China's leading expansion in wind and solar PV capacity, adding 37 GW, helped drive a global record year for renewables.

  • China added 37 GW of new renewable capacity in 2009.
  • Solar PV output grew 53%; wind power capacity rose 32%.
  • China made 40% of solar PV and 30% of wind turbines.
  • Grid-connected solar PV grew 60% annually over a decade.
  • Growth led by emerging economies: China, India, Brazil.

 

More than half of all new electricity capacity added in the United States and Europe last year was from renewable power such as wind and solar, a body backed by the International Energy Agency and the UN reported.

 

Last year was also a record year for the amount of new green power added to the grid, partly a result of shifting deployment and manufacture to emerging economies including Brazil, India and China, from flagging developed countries.

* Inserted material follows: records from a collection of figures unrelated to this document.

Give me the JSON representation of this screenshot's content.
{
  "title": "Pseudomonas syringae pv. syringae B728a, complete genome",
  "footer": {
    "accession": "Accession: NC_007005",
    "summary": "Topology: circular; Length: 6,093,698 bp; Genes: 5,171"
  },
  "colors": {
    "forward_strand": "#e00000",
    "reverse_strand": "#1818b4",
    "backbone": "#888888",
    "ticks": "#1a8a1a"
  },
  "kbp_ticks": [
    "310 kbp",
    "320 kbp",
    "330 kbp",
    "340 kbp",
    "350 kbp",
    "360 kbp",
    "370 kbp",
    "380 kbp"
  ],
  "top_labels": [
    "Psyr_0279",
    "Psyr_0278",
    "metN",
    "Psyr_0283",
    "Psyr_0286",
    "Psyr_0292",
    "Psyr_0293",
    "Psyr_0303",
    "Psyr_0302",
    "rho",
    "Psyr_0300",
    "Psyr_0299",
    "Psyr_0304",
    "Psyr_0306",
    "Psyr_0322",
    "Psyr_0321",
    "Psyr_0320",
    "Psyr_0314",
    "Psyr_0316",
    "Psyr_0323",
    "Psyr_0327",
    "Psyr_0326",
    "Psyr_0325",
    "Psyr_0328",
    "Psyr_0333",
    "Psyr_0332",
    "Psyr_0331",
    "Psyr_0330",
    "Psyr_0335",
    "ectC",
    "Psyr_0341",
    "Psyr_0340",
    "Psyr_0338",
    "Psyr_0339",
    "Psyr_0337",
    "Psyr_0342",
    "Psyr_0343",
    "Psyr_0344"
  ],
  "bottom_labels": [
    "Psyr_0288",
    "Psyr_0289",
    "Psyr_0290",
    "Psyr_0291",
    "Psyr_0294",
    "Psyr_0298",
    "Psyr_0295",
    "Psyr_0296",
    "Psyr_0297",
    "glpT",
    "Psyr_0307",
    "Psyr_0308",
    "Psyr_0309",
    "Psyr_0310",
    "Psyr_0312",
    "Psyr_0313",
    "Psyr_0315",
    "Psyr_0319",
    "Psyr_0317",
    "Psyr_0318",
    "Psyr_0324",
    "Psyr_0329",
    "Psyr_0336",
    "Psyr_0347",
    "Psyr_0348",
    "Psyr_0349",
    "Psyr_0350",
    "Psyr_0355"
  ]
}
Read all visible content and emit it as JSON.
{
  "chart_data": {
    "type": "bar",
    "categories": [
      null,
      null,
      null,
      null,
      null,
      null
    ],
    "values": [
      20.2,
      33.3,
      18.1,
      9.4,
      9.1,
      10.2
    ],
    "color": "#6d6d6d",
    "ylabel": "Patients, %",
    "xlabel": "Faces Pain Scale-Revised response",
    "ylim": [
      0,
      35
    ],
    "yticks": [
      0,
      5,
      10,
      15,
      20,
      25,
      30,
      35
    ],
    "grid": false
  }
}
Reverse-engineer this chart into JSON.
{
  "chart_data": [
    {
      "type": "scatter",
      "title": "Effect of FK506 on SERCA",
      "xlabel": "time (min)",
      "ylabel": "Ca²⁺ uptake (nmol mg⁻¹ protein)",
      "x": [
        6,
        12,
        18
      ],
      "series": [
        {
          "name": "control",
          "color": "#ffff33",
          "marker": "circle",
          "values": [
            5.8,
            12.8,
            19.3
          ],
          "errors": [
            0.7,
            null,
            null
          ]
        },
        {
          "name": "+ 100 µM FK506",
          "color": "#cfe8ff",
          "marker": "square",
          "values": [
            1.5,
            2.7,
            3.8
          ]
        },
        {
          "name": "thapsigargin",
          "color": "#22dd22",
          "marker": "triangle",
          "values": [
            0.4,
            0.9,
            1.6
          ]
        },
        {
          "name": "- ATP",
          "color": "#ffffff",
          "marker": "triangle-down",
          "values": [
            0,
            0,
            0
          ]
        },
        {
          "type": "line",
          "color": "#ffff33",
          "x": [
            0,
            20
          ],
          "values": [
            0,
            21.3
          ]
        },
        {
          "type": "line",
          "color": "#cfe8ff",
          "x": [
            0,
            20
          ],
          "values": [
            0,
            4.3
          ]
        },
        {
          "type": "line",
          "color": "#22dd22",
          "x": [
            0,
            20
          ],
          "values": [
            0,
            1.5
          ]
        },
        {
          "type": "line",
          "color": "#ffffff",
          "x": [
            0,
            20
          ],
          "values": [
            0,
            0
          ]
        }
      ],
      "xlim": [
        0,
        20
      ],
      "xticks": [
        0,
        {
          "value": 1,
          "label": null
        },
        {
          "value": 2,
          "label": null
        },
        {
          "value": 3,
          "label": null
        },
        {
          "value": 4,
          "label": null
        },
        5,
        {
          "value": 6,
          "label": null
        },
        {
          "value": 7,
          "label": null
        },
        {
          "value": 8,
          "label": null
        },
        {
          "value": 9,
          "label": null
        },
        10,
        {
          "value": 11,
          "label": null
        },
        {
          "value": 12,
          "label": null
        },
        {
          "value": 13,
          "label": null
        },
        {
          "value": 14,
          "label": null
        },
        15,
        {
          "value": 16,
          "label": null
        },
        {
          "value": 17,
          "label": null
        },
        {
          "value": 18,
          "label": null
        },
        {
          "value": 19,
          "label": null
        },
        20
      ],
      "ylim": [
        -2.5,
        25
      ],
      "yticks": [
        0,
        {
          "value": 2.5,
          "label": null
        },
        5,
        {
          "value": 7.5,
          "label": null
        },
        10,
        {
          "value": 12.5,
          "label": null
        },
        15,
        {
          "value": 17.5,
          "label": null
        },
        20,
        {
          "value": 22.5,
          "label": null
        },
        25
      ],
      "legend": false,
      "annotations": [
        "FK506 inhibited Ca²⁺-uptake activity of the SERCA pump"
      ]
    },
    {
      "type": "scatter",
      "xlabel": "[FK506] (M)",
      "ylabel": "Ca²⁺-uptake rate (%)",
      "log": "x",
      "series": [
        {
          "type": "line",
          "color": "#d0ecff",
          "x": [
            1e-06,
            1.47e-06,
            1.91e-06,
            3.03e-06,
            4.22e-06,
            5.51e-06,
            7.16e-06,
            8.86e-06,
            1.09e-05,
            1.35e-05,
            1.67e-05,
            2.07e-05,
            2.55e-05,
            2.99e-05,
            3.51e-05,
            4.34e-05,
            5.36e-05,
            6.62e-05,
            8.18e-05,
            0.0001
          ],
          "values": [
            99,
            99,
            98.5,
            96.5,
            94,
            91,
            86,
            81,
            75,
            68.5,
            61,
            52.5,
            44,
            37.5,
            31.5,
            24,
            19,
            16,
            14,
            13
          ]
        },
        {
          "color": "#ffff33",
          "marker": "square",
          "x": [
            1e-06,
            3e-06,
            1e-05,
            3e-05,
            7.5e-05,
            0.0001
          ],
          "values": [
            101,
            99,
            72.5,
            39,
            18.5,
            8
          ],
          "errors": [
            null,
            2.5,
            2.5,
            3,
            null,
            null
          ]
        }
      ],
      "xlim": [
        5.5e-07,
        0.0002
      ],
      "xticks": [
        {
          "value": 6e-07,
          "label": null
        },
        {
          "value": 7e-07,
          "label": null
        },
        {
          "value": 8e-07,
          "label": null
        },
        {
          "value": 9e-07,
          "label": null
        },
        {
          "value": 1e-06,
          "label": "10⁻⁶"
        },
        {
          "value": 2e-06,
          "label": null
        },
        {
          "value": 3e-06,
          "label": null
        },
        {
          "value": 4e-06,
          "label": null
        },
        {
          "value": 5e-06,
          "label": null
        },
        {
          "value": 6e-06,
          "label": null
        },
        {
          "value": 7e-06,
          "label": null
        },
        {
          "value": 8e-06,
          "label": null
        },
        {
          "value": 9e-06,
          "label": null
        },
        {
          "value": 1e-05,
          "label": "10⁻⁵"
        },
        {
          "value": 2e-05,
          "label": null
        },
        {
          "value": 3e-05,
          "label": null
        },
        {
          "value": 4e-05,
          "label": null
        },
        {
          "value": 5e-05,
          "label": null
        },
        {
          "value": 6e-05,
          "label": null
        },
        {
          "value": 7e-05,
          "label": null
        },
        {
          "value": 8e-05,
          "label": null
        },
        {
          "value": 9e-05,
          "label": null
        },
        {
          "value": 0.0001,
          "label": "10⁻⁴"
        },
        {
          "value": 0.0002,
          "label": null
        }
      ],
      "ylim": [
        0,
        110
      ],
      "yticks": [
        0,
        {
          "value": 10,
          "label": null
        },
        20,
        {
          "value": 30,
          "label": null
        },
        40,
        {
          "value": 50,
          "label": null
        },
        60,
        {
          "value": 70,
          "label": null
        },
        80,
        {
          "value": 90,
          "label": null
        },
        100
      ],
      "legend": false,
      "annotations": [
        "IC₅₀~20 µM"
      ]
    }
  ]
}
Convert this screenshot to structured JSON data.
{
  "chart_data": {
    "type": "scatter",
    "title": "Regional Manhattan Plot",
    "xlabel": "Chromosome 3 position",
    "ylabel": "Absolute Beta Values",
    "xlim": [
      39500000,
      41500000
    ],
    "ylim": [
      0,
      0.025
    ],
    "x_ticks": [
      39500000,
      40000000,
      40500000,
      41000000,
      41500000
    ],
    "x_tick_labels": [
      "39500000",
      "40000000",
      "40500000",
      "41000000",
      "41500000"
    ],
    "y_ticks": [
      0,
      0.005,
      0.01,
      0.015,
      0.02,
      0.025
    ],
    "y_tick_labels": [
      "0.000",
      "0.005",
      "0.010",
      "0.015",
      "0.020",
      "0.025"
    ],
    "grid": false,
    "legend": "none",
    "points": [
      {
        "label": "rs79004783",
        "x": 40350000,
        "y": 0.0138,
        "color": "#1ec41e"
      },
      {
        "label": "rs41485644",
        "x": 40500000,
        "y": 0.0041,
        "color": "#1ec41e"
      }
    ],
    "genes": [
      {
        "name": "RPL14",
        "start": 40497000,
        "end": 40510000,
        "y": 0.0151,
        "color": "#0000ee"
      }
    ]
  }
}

"In 2009, China produced 40 percent of the world's solar PV supply and 30 percent of the world's wind turbines, as documented by China's solar cell output trends in industry data, up from 10 percent in 2007," REN21, or the Renewable Energy Policy Network for the 21st Century, said in a report.

REN21, launched in 2005, is supported by the International Energy Agency IEA, which advises 28 industrialized countries — and by the United Nations Environment Programme.

Of an extra 80 gigawatts GW of new renewable power capacity added worldwide, China added 37 GW, more than any other country, said the study, titled "Renewables 2010, Global Status Report."

Despite the impact of the financial crisis and lower oil prices, renewable capacity grew at rates close to those in previous years, including solar photovoltaic PV power at 53 percent and wind power at 32 percent, the report said.

Grid-connected solar PV power had grown by an average of 60 percent every year for the past decade, with IRENA data echoing this momentum, increasing 100-fold since 2000.

That boom has been largely on the back of support in European countries, where a recent pullback following recession has raised investor jitters. But the wind and solar sectors were still poised to shatter records in 2010, operators and investors say.

While China is making great strides in renewable energy deployment, its carbon emissions also accelerated in 2009 — placing it further ahead as the world's top emitter of the main greenhouse gas blamed for climate change.